Following questions have been referred for opinion of this court u/s 256(1) of the Income Tax Act, 1961 (hereinafter referred to as the Act) by the Income Tax Appellate Tribunal Delhi Bench B, New Delhi (hereinafter referred to as the Tribunal) :
"(i) Whether, on the facts and in the circumstances of the case, the Tribunal was correct in holding that by entry dated 1-1-1972, in the ledger of the firm reading to be treated as HUF from 1-1-1972 the assessed had given a gift of his capital and share in Sagar & Co. to his own HUF ?
(ii) Whether, on the facts and in the circumstances the Tribunal was correct in holding that the said gift was validly accepted ?
(iii) Whether, on the facts and in the circumstances of the case, the Tribunal was justified in holding that the provisions of section 64(2) of the Income Tax Act were not applicable to the assessees case ?"
Dispute relates to the assessment years 1973-74 and 1974-75.
2. assessed, who was previously assessed as an individual in respect of share income from a firm M/s Sagar & Co. did not show any income from the share income as an individual and claimed that he had made a gift on 1-1-1972, of the balance outstanding in the books of the firm as also the interest amount in favor of the Hindu Undivided Family (hereinafter referred to as the HUF), with himself as Karta and his wife and three sons as members thereof. Two affidavits were filed on 6-1-1974. In his affidavit, reference was made to the gift. In affidavit filed by his wife Smt. Shama Suri acceptance of the gift was highlighted. To substantiate the plea, a reference was made to the ledger account, which indicated that the capital amount was to be treated as HUF account with effect from 1-1-1972. The Income Tax Officer did not accept the plea and held that this was merely a camouflage and by unilateral declaration no gift could have been made. Matter was carried in appeal before the Appellate Assistant Commissioner of Income Tax.
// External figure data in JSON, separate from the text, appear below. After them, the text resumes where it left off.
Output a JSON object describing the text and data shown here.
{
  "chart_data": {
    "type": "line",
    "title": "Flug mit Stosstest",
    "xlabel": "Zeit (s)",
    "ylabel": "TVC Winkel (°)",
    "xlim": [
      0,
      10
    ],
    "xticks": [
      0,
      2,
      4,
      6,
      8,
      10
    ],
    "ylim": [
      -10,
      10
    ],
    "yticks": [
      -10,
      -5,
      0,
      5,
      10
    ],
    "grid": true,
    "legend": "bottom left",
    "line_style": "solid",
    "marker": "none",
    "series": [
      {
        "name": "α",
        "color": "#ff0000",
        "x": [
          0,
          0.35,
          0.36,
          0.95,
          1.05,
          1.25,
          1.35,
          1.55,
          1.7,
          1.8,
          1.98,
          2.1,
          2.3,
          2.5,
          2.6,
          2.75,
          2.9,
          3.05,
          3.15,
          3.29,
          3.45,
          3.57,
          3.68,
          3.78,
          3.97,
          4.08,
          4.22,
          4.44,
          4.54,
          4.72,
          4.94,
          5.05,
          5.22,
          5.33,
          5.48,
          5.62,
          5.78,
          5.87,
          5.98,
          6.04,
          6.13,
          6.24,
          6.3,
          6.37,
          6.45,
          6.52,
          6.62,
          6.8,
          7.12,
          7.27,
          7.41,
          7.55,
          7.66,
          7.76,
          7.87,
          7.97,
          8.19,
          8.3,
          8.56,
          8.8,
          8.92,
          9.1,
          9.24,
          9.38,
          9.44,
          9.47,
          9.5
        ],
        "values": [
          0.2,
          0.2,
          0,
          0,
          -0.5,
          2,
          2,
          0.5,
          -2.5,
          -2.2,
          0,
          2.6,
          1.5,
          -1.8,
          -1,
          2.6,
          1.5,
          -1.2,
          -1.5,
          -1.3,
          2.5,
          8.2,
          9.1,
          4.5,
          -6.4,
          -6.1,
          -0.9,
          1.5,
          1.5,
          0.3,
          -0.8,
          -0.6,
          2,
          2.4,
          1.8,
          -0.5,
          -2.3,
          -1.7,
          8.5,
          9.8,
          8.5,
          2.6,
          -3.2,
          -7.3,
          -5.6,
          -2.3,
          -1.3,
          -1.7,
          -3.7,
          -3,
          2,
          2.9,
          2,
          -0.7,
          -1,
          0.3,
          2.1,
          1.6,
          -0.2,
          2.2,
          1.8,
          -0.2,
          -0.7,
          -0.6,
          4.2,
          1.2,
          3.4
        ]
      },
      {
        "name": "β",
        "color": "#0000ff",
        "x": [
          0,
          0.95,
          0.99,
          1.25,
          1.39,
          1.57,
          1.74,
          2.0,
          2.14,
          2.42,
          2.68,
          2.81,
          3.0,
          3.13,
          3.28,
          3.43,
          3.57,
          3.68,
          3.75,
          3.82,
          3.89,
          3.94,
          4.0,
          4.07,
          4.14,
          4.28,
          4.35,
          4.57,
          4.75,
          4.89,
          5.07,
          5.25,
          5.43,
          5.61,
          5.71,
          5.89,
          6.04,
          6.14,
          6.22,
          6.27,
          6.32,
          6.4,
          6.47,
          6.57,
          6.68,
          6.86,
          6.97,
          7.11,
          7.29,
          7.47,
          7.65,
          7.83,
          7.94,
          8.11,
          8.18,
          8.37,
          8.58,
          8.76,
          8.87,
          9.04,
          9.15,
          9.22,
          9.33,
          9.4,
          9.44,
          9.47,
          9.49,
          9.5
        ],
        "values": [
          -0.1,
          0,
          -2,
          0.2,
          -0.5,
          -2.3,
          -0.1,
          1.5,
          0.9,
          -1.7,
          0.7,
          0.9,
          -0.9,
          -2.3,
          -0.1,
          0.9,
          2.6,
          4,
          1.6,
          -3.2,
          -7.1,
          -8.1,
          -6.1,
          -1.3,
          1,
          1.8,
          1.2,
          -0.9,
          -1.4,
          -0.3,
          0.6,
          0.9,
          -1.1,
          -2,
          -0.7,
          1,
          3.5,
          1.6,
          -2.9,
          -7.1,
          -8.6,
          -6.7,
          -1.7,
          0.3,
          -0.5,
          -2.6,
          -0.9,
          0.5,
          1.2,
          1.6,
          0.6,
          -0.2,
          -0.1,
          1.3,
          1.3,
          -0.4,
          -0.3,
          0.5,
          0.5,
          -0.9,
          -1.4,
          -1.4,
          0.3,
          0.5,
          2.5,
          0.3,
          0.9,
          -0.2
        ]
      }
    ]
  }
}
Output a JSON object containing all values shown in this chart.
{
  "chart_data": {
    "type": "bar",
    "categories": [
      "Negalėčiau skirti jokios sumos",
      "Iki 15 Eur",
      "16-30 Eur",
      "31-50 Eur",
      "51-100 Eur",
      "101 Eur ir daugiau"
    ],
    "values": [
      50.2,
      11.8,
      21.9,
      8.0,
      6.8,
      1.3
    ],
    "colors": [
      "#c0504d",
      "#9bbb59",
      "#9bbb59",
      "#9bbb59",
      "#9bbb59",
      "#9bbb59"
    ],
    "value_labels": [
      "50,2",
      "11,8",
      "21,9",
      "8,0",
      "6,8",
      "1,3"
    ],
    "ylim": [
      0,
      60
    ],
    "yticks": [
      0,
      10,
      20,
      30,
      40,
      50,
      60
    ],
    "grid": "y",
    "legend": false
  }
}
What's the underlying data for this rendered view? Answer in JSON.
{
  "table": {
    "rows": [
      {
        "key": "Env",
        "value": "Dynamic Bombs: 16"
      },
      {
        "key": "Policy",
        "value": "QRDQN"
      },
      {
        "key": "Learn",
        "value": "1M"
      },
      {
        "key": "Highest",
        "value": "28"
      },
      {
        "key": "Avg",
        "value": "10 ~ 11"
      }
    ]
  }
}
Said authority on consideration of the materials on record accepted assessees stand. For the assessment year 1974-75 also, in view of the decision for the assessment year 1973-74, assessees claim was held to be allowed. Appeal for the assessment year 1974-75 was heard along with the one relating to the assessment year 1971-72. Revenue preferred three appeals before the Tribunal. Main question that was urged before the Tribunal was whether there was a gift and if there was a gift whether provisions of section 64(2) would have any application. Analysing the factual position, the Tribunal held that in fact there was a gift. So far as section 64(2) is concerned, it was held that the said provision has no application to the facts of the case as the assessment years involved are 1973-74 and 1974-75.
3. On being moved for reference questions as set out above have been referred. We have heard learned counsel for the parties. According to learned counsel for the revenue, the factual position has not been analysed in its proper perspective and Therefore, the conclusion of the Tribunal factually do give rise to a question of law.
4. We find that Tribunal formulated the issues to be as follows :
(1) "whether the entries were made on 1-1-1972;
(2) whether the individual property was thereby converted into HUF property by unilateral declaration by the assessed;
(3) whether it got converted into HUF property by a bilateral gift;
(4) whether the gift was valid; and
(5) if it was a gift whether section 4(1)(a) of the Wealth Tax Act and section 64(2) of the Income Tax Act would not apply to it."
5. Tribunal recorded a finding that the entries were made on 1-1-1972 With reference to the affidavits filed and the entries made, it was noticed that the assessees claim that he had gifted his capital account and share in the firm is substantiated. It was further found that as is the usual practice, when Karta is the donor another member of the HUF is to accept the gift. In the facts of the case, because the sons were minor the wife accepted the gift. Alternatively, it was pointed out that the Karta in a different capacity could have accepted the gift also. In any event, the gift was valid. These conclusions are essentially factual giving rise to no question of law. So the first two questions are answered in the affirmative in favor of the assessed and against the revenue. So far as 3rd question is concerned, it is fairly accepted by the learned counsel for the revenue that till assessment year 1979-80, the amount is to be assessed in the hands of the family and not that of the individual. Therefore, the conclusions of the Tribunal are in order. Third question is also answered in the affirmative, in favor of the assessed and against the revenue.
References are accordingly disposed of.